Business leaders are only slightly more hopeful about the economy than they were earlier in the year.
According to The Conference Board's Measure of CEO Confidence, executives who rate the current economy favorably rose to 39 points in the second quarter of 2008, a slight rise from 38 in the first quarter. A score above 50 indicates that a majority of CEOs view the economy positively.
The last time the measure fell below 38 was in the final quarter of 2000 when it was at 31 points.
"CEOs continue to rate current economic conditions as unfavorable, and their short-term expectations suggest this slow growth environment will exist for the remainder of the year," says Lynn Franco, director of The Conference Board Consumer Research Center.
Current economic conditions barely registered an improvement for CEOs, with less than 7 percent stating economic conditions had improved, compared to 3 percent last quarter. In assessing their own industries, business leaders were more pessimistic. Approximately 9 percent claim conditions are better—a decline from 14 percent in the first quarter.
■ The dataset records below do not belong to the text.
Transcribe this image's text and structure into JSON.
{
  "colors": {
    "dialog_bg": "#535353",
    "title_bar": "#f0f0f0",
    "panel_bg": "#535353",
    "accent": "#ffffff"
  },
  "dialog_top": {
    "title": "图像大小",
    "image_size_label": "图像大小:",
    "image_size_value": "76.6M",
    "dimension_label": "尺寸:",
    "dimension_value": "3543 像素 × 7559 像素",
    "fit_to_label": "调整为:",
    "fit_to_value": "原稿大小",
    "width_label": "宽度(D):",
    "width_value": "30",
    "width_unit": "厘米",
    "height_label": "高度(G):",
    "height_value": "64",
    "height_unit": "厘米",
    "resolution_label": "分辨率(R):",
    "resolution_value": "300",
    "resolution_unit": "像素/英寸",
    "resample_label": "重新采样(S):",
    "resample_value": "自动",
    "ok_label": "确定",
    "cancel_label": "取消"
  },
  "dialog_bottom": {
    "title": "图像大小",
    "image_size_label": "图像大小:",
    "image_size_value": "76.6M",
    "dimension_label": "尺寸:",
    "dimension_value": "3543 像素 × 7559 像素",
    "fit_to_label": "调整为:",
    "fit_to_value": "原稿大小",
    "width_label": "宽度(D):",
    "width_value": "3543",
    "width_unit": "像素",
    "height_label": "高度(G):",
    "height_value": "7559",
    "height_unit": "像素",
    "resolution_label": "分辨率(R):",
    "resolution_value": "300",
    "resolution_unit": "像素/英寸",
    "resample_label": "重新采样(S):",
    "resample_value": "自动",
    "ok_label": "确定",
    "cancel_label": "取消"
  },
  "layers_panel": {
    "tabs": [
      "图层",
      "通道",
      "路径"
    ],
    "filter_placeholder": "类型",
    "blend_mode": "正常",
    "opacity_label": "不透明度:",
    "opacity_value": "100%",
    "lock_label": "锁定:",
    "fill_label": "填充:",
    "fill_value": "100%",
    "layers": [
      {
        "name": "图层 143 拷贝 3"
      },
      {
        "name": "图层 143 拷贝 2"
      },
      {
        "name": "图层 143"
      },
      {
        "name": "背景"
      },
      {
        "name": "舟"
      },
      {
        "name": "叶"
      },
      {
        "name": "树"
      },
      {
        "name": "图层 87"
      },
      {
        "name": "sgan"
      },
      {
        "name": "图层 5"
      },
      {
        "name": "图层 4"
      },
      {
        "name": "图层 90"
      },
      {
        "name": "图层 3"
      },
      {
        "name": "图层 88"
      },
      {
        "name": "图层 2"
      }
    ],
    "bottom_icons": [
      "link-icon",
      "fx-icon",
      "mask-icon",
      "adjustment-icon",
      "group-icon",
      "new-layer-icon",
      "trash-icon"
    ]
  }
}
Currently, 24 percent of business leaders expect economic conditions to improve in the next six months, up from approximately 20 percent last quarter. Expectations for their own industries, however, did not improve. Only 20 percent of CEOs anticipate an improvement in the months ahead, down from 23 percent last quarter.
Regarding profit expectations during the next 12 months, 60 percent of executives anticipate increases. Executives engaged in the durable goods industry are the most optimistic, with 73 percent expecting profits to increase. Executives in the nondurable goods industry are second, with 56 percent anticipating a rise in profits.